Armageddon : reconstruisons un monde meilleur !


armageddon-title

armageddon_boxArmageddon, from the ground up est un jeu compétitif de placement et de développement pour 3 à 4 joueurs dans un univers post-apocalyptique, édité par Queen Games et présenté à Essen 2016.

Je découvre complétement le jeu (dont je n’avais jamais entendu parler) dans une partie à 3 joueurs. Comme le jeu n’est pas très connu dans nos contrées (à ce jour seulement 2 avis sur Tric Trac avec un note élogieuse de 9/10), je propose de vous en décrire les grandes lignes et vous donner mon premier ressenti à chaud.

Le jeu est plus connu aux US avec une note moyenne de 6.8 sur BGG (avec 142 avis). Le jeu est en effet en anglais mais ne comporte que peu de textes (mise à part le livret de règles et le nom des cartes bâtiments).

Le pitch :

Chaque joueur incarne un chef de clan tentant de reconstruire la société. En utilisant les débris, les joueurs construisent de nouvelles villes pour accueillir les survivants alors que des maraudeurs veulent piller et brûler les cités. Les joueurs rassemblent des éléments pour construire de nouvelles structures dont certaines aident à se défendre contre la menace des maraudeurs. Plus vous accueillez de survivants, plus votre force de persuasion augmente afin de contrer les maraudeurs et bâtir une vie meilleure. Mais attention, il faut pouvoir nourrir votre communauté et lui offrir un toit à tous ses membres, sinon ils pourraient se retourner contre vous et rejoindre les maraudeurs.

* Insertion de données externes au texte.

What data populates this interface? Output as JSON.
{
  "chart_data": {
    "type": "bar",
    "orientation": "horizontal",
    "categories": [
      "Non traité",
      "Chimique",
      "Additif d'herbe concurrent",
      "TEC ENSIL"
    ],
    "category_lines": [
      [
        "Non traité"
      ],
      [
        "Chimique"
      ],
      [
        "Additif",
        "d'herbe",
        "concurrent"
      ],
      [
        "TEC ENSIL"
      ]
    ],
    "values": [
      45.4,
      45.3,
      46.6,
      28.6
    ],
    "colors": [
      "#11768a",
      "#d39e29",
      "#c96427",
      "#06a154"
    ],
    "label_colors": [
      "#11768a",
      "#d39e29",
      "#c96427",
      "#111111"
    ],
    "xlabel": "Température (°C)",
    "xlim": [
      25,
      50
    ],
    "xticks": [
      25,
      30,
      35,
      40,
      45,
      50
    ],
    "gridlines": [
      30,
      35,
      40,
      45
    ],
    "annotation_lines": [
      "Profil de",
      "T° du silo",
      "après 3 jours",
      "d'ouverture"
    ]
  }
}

Le jeu se déroule en 6 tours avec des décomptes de points à la fin des tours 3 et 6 selon 2 objectifs communs et visibles, plus un décompte final.
Le but du jeu est de remporter des points de victoire (très original) octroyés par différents biais : repousser les maraudeurs, optimiser des tuiles objectif communes et une personnelle, jetons bonus lors des enchères, activation de certaines cartes bâtiments, collection de cartes objets, certain bâtiments construits de niveau 2…
armageddon-official-1

Présentation globale du matériel de jeu

Chaque joueur reçoit un plateau personnel sous la forme de 3 grands morceaux de puzzle à assembler représentant sa ville contenant des bâtiments de base. 6 ouvriers (meeples verts) et un leader (meeple violet de couleur joker) sont fournis au départ, ainsi que 2 gros pions à sa couleur pour reconnaitre ses enchères. La position du disque sur sa piste de menace de son plateau individuel reflète le niveau de vulnérabilité de sa cité, occasionnant la plupart du temps des malus (disque à droite , on compte tous les malus découverts à sa gauche : PV en moins, inaction de son leadeur, augmentation de son pion sur la piste des maraudeurs…) ou bien des PV en plus s’il on parvient à bien gérer sa ville (disque complétement à gauche : chose rare pendant le jeu).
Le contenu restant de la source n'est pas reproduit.